# new member activation



## Guest (Jul 11, 2011)

hi, one of my mates registered on saturday and his username is groovesalad . he got an email for activation and after clicking on the link it says it would need to be approved. not sure if been done or still to be done as he cant log in at all.

cheers


----------



## chris27 (Apr 19, 2009)

you might be better putting this in the ask the boss section.


----------



## Guest (Jul 11, 2011)

i have, havent i?


----------



## chris27 (Apr 19, 2009)

sorry mate you have thought it was in gen con lol


----------



## Guest (Jul 11, 2011)

lol no worries mate


----------



## Hera (May 6, 2011)

There were issues with the site on Friday night and Saturday which may have been the cause for the problem, either way though, the username 'groovesalad' doesn't exist on the database so they'll need to register again.
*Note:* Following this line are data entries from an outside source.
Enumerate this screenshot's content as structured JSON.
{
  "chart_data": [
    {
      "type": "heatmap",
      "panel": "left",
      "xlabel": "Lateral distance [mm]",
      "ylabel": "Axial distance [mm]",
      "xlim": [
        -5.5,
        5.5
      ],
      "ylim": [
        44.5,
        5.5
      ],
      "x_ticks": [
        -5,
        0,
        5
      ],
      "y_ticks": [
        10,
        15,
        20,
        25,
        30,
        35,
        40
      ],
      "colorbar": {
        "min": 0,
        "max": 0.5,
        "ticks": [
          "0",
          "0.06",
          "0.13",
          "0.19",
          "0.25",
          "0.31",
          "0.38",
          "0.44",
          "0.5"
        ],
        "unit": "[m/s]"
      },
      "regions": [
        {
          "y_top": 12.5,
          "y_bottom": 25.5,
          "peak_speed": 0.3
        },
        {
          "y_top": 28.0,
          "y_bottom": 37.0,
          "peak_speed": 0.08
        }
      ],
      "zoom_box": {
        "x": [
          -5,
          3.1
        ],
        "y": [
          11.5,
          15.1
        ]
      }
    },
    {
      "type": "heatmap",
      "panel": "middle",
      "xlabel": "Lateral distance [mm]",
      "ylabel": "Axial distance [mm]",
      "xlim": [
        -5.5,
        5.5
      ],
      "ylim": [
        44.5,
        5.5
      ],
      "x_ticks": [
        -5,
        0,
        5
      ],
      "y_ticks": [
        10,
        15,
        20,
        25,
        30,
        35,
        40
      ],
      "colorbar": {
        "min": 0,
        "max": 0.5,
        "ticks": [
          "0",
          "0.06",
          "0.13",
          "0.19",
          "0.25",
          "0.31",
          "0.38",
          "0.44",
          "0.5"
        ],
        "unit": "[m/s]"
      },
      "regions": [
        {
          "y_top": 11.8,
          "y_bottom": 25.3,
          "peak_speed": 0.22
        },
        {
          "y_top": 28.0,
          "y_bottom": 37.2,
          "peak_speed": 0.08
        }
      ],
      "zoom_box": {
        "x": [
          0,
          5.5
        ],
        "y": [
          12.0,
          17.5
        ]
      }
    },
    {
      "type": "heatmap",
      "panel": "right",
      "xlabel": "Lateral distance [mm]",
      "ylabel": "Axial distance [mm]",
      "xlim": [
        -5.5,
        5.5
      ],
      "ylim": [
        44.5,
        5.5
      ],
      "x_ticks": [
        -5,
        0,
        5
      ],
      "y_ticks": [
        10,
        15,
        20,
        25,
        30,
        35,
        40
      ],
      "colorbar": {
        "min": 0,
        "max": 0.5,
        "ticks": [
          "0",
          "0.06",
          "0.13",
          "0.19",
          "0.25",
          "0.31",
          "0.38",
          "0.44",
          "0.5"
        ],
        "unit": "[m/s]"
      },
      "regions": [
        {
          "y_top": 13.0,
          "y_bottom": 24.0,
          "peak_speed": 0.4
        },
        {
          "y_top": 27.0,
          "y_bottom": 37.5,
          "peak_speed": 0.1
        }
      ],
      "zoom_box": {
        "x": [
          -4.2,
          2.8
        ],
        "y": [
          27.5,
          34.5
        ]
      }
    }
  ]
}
Sorry


----------



## Uk_mb (Feb 18, 2011)

tell him to pick a new name aswell


----------



## Guest (Jul 11, 2011)

no probs, shall let him know. thanks


----------



## Hera (May 6, 2011)

monsterballs said:


> tell him to pick a new name aswell


Like 'groove*meat*'?

Kryton, anymore probs feel free to private message me...I'm able to respond quite quickly


----------



## The Ultimate Warrior (Dec 20, 2010)

Katy said:


> Like 'groove*meat*'?
> 
> Kryton, anymore probs feel free to private message me...I'm able to respond quite quickly


If he picks groovemeat he will get harrased with sexual jokes, I know because I will be doing the harrasing.


----------



## Guest (Jul 11, 2011)

cheers Katy, much appreciated 

jpaycheck, he's a hippy so says it all really.


----------



## Uk_mb (Feb 18, 2011)

JPaycheck said:


> If he picks groovemeat he will get harrased with sexual jokes, I know because I will be doing the harrasing.


x2

seriously tho, get him to sign up again and we will welcome him to the board


----------